After the frantic finale against Sligo, McGourty was relieved that they got out of dodge with the victory.

“It’s funny the way football works, we were playing a division three team, very strong, very athletic, very good players, we’d probably have taken a draw at half time.

“In the second half we had a bit of form, we were sort of hanging on in the last minute or two for a win.

“At half time you’d have taken a draw, ten minutes into the second half you’d have been really disappointed even getting a draw and that’s the beauty of football, especially at this level, there’s very little between the teams.
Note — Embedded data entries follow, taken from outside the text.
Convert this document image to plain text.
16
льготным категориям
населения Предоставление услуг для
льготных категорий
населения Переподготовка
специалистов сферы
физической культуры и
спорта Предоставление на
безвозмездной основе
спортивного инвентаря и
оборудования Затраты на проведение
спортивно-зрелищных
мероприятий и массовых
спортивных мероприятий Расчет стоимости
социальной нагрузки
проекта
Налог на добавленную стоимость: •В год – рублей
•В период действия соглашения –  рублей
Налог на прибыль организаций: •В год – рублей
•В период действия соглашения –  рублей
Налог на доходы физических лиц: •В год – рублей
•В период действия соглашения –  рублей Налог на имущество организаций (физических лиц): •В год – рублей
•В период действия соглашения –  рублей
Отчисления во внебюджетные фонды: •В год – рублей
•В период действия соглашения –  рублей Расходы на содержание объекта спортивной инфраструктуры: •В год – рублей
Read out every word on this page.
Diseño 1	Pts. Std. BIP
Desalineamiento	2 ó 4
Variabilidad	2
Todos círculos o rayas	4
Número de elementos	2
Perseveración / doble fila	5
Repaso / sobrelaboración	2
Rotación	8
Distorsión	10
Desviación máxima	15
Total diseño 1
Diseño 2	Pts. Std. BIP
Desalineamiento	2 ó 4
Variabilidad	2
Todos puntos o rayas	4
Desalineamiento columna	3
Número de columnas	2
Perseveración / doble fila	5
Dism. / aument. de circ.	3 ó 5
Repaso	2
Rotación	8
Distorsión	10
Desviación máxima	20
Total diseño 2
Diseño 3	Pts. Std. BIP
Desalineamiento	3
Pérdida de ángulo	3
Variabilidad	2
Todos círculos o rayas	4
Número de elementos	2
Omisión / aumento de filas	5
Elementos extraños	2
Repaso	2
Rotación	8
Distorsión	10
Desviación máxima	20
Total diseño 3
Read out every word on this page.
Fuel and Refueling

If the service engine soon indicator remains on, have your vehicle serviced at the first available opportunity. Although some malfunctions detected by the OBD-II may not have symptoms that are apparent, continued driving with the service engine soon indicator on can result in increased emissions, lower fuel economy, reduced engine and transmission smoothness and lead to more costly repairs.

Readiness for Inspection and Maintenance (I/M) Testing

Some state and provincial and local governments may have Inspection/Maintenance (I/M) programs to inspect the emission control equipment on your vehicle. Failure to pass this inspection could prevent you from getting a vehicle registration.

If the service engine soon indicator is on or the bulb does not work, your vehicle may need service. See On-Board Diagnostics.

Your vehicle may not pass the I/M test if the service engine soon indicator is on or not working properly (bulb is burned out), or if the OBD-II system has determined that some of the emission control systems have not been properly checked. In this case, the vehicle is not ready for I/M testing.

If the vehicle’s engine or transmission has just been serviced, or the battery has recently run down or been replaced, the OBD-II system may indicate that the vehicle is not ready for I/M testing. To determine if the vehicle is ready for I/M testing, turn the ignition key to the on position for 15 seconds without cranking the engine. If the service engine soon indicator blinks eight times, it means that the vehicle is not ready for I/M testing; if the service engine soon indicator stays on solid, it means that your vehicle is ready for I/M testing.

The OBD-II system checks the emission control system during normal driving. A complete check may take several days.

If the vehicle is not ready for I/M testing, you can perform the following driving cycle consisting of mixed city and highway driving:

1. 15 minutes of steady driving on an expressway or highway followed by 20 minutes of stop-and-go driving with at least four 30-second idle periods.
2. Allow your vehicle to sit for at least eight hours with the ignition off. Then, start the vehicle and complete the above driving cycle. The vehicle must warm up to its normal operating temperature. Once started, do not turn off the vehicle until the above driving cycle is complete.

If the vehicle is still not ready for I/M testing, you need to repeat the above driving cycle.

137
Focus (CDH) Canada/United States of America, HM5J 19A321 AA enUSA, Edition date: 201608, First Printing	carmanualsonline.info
“I told that to the girls going out, I told them again at half time, there’s very small margins and at the end of the 65 minutes we got where we aimed to be and that’s the right side of the result.”

The first half painted a different picture with Sligo holding a 2-3 to 0-6 lead at the break. However, Fermanagh emerged a transformed side in the second half, quickly erasing the three-point deficit and pushing into a clear lead.

When asked what he attributed the second half resurgence to, McGourty said that the players needed to believe in their abilities.

“I said to the girls there that their football ability is never questioned, sometimes they come and I think they go through the motions, but when they want to be on it they can be absolutely brilliant, so it’s a kind of mindset change and wanting to work for the whole group.”

Praising the defence, he added: “The defence was outstanding in there and towards the end they sort of tired a little bit. We haven’t played in five weeks and that was the problem in the first half, we always knew that sharpness was going to be a problem but at the end of the day they won.”